Physical therapist works on a female patient's neck in Atlantic Highlands integrated healthcare office

Physical Therapy for Incontinence

By Helene Mitchell – Physical Therapy Assistant

Incontinence, or “urinary leakage” is a common and treatable condition. Physical Therapy can help regain bladder control. Prior to seeking physical therapy a patient should consult with a medical doctor because incontinence can be caused from a urinary tract infection, certain medications, neurological problems or other diseases.

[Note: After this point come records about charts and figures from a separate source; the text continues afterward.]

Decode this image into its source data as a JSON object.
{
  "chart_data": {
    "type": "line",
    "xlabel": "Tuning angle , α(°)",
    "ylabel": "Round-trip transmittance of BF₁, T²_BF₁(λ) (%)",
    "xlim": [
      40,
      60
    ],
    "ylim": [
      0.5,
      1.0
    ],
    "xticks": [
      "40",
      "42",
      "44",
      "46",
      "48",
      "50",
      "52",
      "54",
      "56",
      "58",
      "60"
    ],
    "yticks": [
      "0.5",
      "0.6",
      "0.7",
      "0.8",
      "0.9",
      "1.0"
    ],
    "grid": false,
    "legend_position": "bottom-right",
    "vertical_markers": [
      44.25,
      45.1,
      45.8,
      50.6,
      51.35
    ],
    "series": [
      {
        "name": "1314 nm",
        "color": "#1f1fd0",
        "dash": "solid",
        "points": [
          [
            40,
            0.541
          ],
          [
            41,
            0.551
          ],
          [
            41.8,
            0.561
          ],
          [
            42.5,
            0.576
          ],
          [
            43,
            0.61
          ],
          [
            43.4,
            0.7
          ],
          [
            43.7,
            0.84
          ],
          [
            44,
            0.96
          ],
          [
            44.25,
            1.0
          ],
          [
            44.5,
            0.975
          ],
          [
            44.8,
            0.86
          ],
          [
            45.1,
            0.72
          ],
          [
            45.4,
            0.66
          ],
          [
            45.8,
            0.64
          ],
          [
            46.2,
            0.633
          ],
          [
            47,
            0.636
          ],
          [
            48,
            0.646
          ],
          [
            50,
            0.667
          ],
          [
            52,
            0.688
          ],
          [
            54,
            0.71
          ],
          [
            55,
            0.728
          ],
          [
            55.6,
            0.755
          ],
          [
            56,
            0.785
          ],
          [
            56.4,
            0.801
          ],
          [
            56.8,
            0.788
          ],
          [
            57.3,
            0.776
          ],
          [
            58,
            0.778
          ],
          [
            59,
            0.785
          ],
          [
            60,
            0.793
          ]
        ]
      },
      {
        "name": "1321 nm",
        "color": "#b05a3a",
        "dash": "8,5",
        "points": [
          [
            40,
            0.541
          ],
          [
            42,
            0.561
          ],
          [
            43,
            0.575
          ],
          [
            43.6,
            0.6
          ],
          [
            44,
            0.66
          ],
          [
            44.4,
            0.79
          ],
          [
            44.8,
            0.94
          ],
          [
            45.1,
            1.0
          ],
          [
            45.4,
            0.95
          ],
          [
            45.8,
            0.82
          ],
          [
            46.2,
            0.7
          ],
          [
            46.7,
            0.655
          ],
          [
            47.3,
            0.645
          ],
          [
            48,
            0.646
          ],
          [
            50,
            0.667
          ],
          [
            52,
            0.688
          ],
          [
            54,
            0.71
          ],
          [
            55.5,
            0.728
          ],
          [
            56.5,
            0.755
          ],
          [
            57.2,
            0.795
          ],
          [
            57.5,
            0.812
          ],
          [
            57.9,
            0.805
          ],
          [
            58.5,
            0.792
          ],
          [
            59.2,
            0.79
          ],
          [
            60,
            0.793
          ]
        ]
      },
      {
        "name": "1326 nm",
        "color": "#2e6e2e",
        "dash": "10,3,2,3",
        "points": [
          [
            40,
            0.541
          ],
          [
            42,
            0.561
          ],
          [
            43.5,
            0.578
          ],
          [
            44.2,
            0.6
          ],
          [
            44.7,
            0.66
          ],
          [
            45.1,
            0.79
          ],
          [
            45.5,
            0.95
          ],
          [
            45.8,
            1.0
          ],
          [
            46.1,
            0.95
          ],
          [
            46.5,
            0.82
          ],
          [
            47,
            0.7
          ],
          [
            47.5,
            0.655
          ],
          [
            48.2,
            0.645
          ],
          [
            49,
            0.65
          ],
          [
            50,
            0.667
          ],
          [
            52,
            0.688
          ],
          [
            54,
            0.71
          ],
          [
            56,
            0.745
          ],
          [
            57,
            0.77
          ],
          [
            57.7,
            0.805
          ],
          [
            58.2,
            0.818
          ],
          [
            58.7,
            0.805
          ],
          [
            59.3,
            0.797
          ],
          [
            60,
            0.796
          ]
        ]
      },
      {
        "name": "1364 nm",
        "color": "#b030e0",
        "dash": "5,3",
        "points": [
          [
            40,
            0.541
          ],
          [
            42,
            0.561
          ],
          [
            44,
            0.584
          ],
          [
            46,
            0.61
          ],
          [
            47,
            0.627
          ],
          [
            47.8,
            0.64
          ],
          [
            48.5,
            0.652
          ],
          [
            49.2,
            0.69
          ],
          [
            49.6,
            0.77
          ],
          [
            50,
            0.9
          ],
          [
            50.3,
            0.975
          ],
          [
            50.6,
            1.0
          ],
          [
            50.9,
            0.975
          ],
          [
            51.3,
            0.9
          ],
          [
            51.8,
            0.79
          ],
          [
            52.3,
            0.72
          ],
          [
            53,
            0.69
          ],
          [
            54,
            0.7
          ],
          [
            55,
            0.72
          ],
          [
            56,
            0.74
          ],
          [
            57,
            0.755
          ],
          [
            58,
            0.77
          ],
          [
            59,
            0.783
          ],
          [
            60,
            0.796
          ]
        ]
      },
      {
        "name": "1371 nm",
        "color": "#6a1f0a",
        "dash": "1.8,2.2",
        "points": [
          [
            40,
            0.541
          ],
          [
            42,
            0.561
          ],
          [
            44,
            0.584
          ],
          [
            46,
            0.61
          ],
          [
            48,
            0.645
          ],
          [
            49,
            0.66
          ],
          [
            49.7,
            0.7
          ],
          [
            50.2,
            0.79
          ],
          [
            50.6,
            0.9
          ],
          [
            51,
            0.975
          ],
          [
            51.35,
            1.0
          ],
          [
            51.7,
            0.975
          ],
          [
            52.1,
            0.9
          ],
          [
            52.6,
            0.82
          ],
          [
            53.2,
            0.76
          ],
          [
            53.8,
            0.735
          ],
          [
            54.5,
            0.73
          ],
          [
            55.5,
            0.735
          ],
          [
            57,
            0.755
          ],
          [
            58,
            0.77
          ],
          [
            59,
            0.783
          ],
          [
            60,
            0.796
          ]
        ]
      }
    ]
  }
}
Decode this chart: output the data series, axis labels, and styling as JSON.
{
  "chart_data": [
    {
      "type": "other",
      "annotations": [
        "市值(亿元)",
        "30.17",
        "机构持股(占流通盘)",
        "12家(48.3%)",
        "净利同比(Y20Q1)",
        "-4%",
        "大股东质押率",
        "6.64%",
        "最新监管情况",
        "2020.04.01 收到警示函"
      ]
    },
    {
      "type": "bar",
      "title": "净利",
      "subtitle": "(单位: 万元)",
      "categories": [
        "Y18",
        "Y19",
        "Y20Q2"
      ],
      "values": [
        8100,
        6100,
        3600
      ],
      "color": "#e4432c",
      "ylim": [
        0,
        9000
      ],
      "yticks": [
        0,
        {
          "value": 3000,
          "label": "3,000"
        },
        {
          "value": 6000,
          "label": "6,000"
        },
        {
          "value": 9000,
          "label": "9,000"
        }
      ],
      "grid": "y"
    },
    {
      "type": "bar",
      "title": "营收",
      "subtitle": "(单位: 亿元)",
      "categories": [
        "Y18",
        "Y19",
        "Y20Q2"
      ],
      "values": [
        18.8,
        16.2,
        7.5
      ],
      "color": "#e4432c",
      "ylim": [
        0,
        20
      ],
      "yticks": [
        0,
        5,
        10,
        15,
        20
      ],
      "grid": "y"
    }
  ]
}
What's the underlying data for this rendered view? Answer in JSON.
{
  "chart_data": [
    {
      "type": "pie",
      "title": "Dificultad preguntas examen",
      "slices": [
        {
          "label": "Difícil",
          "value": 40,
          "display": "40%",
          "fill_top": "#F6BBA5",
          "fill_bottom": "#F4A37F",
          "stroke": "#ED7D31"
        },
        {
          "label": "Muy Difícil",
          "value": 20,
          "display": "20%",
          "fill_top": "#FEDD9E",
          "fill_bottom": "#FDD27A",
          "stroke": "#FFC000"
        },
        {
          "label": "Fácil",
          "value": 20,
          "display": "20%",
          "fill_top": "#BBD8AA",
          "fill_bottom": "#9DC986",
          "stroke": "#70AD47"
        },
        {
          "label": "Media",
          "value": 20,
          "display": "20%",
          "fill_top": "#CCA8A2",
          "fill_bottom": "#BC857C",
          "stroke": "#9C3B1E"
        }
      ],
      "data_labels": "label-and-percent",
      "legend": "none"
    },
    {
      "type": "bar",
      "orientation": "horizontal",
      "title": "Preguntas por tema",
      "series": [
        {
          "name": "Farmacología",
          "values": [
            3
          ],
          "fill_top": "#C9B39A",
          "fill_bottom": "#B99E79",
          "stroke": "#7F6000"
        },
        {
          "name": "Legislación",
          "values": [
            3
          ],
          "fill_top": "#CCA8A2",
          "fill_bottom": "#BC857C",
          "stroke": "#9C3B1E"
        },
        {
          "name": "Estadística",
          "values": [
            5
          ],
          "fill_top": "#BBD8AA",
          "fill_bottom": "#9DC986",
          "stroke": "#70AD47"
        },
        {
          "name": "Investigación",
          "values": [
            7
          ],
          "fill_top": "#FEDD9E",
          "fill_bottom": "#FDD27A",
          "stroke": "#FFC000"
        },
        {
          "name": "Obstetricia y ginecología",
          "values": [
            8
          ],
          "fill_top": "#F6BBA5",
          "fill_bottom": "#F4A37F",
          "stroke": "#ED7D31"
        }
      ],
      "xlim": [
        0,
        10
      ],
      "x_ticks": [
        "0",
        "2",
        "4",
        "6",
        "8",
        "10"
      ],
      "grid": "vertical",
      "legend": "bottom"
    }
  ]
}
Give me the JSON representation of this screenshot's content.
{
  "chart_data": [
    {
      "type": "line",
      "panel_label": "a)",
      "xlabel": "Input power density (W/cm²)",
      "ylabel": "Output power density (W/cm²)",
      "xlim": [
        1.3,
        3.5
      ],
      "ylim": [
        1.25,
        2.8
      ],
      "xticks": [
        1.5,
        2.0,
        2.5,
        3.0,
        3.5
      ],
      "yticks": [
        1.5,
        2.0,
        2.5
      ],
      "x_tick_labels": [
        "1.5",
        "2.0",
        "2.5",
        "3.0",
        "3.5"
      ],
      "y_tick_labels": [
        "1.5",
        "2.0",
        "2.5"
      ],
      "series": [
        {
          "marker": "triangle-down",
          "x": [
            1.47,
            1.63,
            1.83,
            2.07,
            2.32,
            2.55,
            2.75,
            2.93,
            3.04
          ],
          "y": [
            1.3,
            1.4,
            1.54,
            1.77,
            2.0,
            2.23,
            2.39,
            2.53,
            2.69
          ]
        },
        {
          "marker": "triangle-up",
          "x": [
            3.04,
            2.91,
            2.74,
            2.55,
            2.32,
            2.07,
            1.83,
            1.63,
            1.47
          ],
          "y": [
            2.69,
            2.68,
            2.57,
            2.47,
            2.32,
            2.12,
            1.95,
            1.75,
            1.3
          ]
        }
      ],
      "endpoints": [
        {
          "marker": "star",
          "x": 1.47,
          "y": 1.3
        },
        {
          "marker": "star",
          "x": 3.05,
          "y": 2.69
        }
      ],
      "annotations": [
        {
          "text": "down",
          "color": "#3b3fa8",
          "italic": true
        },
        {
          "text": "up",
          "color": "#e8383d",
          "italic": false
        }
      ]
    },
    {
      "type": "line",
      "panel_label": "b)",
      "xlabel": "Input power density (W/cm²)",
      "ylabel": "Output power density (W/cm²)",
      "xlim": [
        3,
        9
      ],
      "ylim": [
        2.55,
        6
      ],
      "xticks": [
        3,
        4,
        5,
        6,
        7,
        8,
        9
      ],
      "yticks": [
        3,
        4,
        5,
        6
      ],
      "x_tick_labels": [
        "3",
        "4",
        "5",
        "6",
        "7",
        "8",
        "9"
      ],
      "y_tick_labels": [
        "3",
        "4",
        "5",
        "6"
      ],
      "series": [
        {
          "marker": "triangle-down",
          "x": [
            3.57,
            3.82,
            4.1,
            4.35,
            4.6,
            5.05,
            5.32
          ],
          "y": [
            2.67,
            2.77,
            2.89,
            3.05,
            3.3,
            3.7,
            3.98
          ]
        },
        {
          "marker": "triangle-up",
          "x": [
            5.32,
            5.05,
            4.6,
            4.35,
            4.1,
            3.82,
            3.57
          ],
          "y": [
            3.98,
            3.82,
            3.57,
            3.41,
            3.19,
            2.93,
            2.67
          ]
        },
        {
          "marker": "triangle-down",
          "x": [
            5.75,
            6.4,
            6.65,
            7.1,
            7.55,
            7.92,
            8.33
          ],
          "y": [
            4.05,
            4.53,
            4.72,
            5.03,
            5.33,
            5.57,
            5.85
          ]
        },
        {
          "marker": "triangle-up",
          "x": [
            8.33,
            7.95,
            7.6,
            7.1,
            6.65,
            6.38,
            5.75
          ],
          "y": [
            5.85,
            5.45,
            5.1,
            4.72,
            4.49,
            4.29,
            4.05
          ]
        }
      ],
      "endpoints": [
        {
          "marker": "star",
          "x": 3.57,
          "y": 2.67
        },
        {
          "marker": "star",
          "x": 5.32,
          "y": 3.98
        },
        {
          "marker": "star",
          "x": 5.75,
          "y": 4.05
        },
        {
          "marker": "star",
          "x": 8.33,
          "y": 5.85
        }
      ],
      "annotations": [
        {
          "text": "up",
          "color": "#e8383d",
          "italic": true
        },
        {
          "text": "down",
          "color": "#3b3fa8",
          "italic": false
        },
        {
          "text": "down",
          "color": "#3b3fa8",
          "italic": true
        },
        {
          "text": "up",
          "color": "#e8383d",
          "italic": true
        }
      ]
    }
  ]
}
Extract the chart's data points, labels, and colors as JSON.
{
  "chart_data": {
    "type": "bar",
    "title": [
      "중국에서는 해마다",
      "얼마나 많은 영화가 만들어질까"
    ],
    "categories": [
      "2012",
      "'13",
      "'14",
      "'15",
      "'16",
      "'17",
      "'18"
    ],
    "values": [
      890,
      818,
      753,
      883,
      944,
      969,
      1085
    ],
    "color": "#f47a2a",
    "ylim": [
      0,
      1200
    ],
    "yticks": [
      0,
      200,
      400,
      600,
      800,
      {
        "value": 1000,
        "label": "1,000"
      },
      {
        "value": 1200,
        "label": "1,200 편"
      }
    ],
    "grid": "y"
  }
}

Incontinence occurs in one out of 10 patients over the age of 65 and is more common in women than men.

If a doctor prescribes physical therapy, the physical therapist will provide the patient with exercises to strengthen the pelvic floor muscles, give a bathroom schedule and recommend changes in diet. There are several types of incontinence including; “stress incontinence”; when a sneeze, cough or laugh causes urine leakage and “urge incontinence” in which patients get a sudden urge to urinate and the muscles begin to contract & lose urine before the patient gets to the bathroom.

A physical therapist will create a plan that combines scheduled bathroom visits, dietary changes such as decreasing caffeine intake which stimulates the bladder, deep breathing for relaxation and exercises to strengthen the pelvic floor muscles.

Exercises to prevent incontinence:

Pelvic floor muscles support and control the bladder. Exercises to strengthen the pelvic floor muscles are called “Kegel” and are easy to do any time without anyone knowing. To do a kegel, contract the muscles you would use to stop or slow the flow of urine and hold for 3 seconds then relax. It can take up to several months to build the patient to normal bladder control but most patients will see positive changes within 3-4 weeks.